Well-respected games journalist Kieron Gillen equates writing about games to writing about travel, because entering a new game is much like visiting a new place.  But when you go someplace new, it’s easy to get lost.  It’s easy to be trapped by the surroundings of games and their culture and it’s easy to forget that what’s most important is what’s at home, what’s in the real world, what’s not in the videogame.  Games are just a hobby, just something to do for fun—when we don’t remember that, we will get stereotyped and criticized.  Perhaps fairly so.

Xenogears Screen Grabs

It’s too bad.  People who convince themselves not to bother with videogames are missing out on some great stories.  A game like Xenogears has emotionally affected me more than most films or books, and sometimes I wish that I could share that with the rest of the world.  I wish I could sit people down, show them BioShock, and let them experience how powerful a videogame can be.  I wish I could talk about my hobbies and passions without having to worry that people will think I never grew up.

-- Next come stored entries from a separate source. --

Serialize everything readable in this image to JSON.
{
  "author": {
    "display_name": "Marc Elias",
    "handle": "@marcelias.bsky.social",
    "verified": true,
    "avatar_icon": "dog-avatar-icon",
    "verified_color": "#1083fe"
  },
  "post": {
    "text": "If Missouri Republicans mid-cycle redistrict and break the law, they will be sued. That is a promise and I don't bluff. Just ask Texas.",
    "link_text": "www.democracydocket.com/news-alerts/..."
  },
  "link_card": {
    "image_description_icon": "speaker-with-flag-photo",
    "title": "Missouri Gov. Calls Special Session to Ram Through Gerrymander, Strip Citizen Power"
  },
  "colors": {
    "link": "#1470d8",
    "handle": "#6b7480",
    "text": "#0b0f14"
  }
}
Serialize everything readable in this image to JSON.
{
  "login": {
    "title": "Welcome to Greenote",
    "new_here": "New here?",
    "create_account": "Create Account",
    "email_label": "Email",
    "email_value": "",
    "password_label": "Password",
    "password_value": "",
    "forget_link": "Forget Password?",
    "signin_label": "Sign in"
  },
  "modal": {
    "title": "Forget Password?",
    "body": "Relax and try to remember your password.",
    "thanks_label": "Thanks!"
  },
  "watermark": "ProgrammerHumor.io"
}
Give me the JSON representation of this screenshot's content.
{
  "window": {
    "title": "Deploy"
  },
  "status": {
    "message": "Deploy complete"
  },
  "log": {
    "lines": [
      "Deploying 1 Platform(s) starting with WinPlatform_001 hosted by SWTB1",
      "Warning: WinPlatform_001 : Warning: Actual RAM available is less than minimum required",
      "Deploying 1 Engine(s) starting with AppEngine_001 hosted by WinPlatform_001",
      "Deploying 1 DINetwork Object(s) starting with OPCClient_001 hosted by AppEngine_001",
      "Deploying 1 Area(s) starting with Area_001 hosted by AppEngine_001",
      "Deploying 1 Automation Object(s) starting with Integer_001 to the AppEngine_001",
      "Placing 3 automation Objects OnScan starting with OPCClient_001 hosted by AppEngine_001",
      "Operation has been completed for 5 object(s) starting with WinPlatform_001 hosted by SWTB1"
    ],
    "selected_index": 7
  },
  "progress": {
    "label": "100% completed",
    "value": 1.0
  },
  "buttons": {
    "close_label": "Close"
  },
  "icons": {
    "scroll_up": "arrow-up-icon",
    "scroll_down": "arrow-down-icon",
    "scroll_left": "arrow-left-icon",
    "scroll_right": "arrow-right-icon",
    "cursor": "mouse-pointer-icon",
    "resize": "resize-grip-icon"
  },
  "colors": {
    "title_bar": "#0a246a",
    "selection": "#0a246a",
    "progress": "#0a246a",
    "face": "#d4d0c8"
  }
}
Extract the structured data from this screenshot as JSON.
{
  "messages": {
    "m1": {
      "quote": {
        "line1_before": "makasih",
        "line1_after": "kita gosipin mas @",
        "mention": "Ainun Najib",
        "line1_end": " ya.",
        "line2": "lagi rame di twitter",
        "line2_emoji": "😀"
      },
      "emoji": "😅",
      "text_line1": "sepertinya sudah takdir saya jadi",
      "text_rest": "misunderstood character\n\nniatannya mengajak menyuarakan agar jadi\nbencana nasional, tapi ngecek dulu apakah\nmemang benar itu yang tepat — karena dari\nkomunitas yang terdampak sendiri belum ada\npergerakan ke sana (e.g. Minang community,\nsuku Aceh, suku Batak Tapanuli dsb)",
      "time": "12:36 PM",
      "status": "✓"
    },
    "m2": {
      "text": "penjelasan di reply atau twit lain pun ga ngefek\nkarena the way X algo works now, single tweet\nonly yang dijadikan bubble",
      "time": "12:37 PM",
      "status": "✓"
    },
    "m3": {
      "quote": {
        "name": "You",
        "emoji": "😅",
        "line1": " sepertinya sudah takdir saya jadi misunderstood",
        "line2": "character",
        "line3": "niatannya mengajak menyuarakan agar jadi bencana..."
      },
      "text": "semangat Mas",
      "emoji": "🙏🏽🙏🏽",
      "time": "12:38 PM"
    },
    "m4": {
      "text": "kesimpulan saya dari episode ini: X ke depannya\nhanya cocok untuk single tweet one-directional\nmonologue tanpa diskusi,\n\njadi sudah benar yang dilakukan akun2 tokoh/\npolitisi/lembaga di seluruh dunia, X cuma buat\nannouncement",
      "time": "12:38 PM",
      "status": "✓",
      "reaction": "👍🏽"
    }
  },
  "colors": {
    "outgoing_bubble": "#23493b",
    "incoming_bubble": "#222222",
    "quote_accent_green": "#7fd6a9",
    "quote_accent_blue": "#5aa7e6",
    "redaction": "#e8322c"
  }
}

Maybe one day I won’t be a gamer.  Maybe it won’t be necessary to make that distinction; maybe the term “gamer” will become just as redundant as “movie-watcher” or “book-reader.”  Maybe people will do their part to recognize the literary and artistic potential of videogames.  Maybe gamers will let them into the club.  Maybe I won’t have to brace myself for judging glares when I tell somebody that I, a full-grown adult, play videogames.  And maybe one day—hopefully soon—gaming will shed its stigma.